We strongly supported the reelection of President Bush. He seems to me to have learned more from the presidency of Ronald Reagan than President Bush’s father did after serving as Reagan’s vice president for eight years. When President Bush (41) promised a kinder, gentler America and implicitly played to the liberal critique of Reagan, I had the sick feeling that, much as I admired him and his lengthy service to America, President Bush (41) had failed to learn the basic lessons of Reagan’s success.
Both as a candidate and as president, President Bush (43) has adapted Reaganism to changed circumstances, though the theme of “compassionate conservatism” (not heard for a while) also played to the liberal critique of conservatism. Isn’t conservatism by itself compassionate? In any event, we celebrate President Bush’s second inauguration today.

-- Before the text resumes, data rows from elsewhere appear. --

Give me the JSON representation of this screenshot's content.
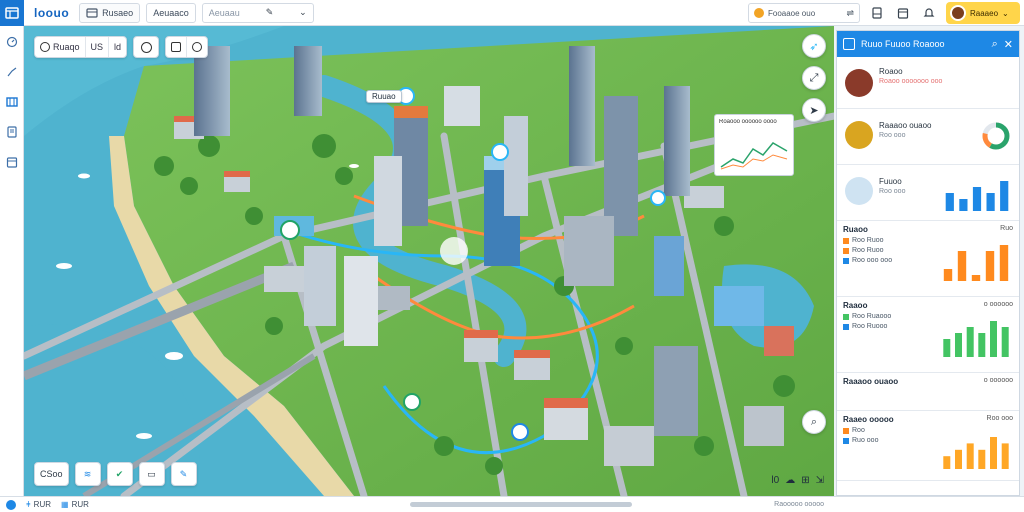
{
  "app": {
    "title": "loouo",
    "logo_icon": "map-logo-icon"
  },
  "toolbar": {
    "menu_label": "Rusaeo",
    "field1": "Aeuaaco",
    "field2": "Aeuaau",
    "search_label": "Fooaaoe ouo"
  },
  "user": {
    "name": "Raaaeo"
  },
  "map": {
    "toolbar": {
      "view_label": "Ruaqo",
      "seg2": "US",
      "seg3": "ld"
    },
    "label_tower": "Ruuao",
    "card_title": "Roaooo oooooo oooo",
    "bottom_tools": [
      "CSoo",
      "",
      "",
      "",
      ""
    ],
    "bottom_right_tools": [
      "l0",
      "",
      "",
      ""
    ]
  },
  "panel": {
    "title": "Ruuo Fuuoo Roaooo",
    "contacts": [
      {
        "name": "Roaoo",
        "sub": "Roaoo ooooooo ooo",
        "meta": ""
      },
      {
        "name": "Raaaoo ouaoo",
        "sub": "",
        "meta": "Roo ooo"
      },
      {
        "name": "Fuuoo",
        "sub": "",
        "meta": "Roo ooo"
      }
    ],
    "sections": [
      {
        "title": "Ruaoo",
        "right": "Ruo",
        "rows": [
          "Roo Ruoo",
          "Roo Ruoo",
          "Roo ooo ooo"
        ]
      },
      {
        "title": "Raaoo",
        "right": "o oooooo",
        "rows": [
          "Roo Ruaooo",
          "Roo Ruooo"
        ]
      },
      {
        "title": "Raaaoo ouaoo",
        "right": "o oooooo",
        "rows": []
      },
      {
        "title": "Raaeo ooooo",
        "right": "Roo ooo",
        "rows": [
          "Roo",
          "Ruo ooo"
        ]
      }
    ]
  },
  "status": {
    "item1": "RUR",
    "item2": "RUR",
    "right": "Raooooo ooooo"
  },
  "colors": {
    "accent": "#1e88e5",
    "water": "#4fb3cf",
    "route_blue": "#29b6f6",
    "route_orange": "#ff8a3d",
    "bar_orange": "#ff8a1e",
    "bar_blue": "#1e88e5",
    "bar_green": "#43c463"
  },
  "chart_data": [
    {
      "type": "bar",
      "categories": [
        "1",
        "2",
        "3",
        "4",
        "5"
      ],
      "series": [
        {
          "values": [
            3,
            2,
            4,
            3,
            5
          ]
        }
      ]
    },
    {
      "type": "bar",
      "categories": [
        "1",
        "2",
        "3",
        "4",
        "5"
      ],
      "series": [
        {
          "values": [
            2,
            5,
            1,
            5,
            6
          ]
        }
      ]
    },
    {
      "type": "bar",
      "categories": [
        "1",
        "2",
        "3",
        "4",
        "5",
        "6"
      ],
      "series": [
        {
          "values": [
            3,
            4,
            5,
            4,
            6,
            5
          ]
        }
      ]
    },
    {
      "type": "bar",
      "categories": [
        "1",
        "2",
        "3",
        "4",
        "5",
        "6"
      ],
      "series": [
        {
          "values": [
            2,
            3,
            4,
            3,
            5,
            4
          ]
        }
      ]
    }
  ]
}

Its invocation by Richard Nixon in disgrace at his White House leavetaking in 1974 may have dimmed its luster for those of us old enough to remember the scene, but in relevant part the speech on citizenship given by Theodore Roosevelt (at the Sorbonne!) in 1910 retains its currency:

It is not the critic who counts; not the man who points out how the strong man stumbles, or where the doer of deeds could have done them better. The credit belongs to the man who is actually in the arena, whose face is marred by dust and sweat and blood; who strives valiantly; who errs, who comes short again and again, because there is no effort without error and shortcoming; but who does actually strive to do the deeds; who knows great enthusiasms, the great devotions; who spends himself in a worthy cause; who at the best knows in the end the triumph of high achievement, and who at the worst, if he fails, at least fails while daring greatly, so that his place shall never be with those cold and timid souls who neither know victory nor defeat.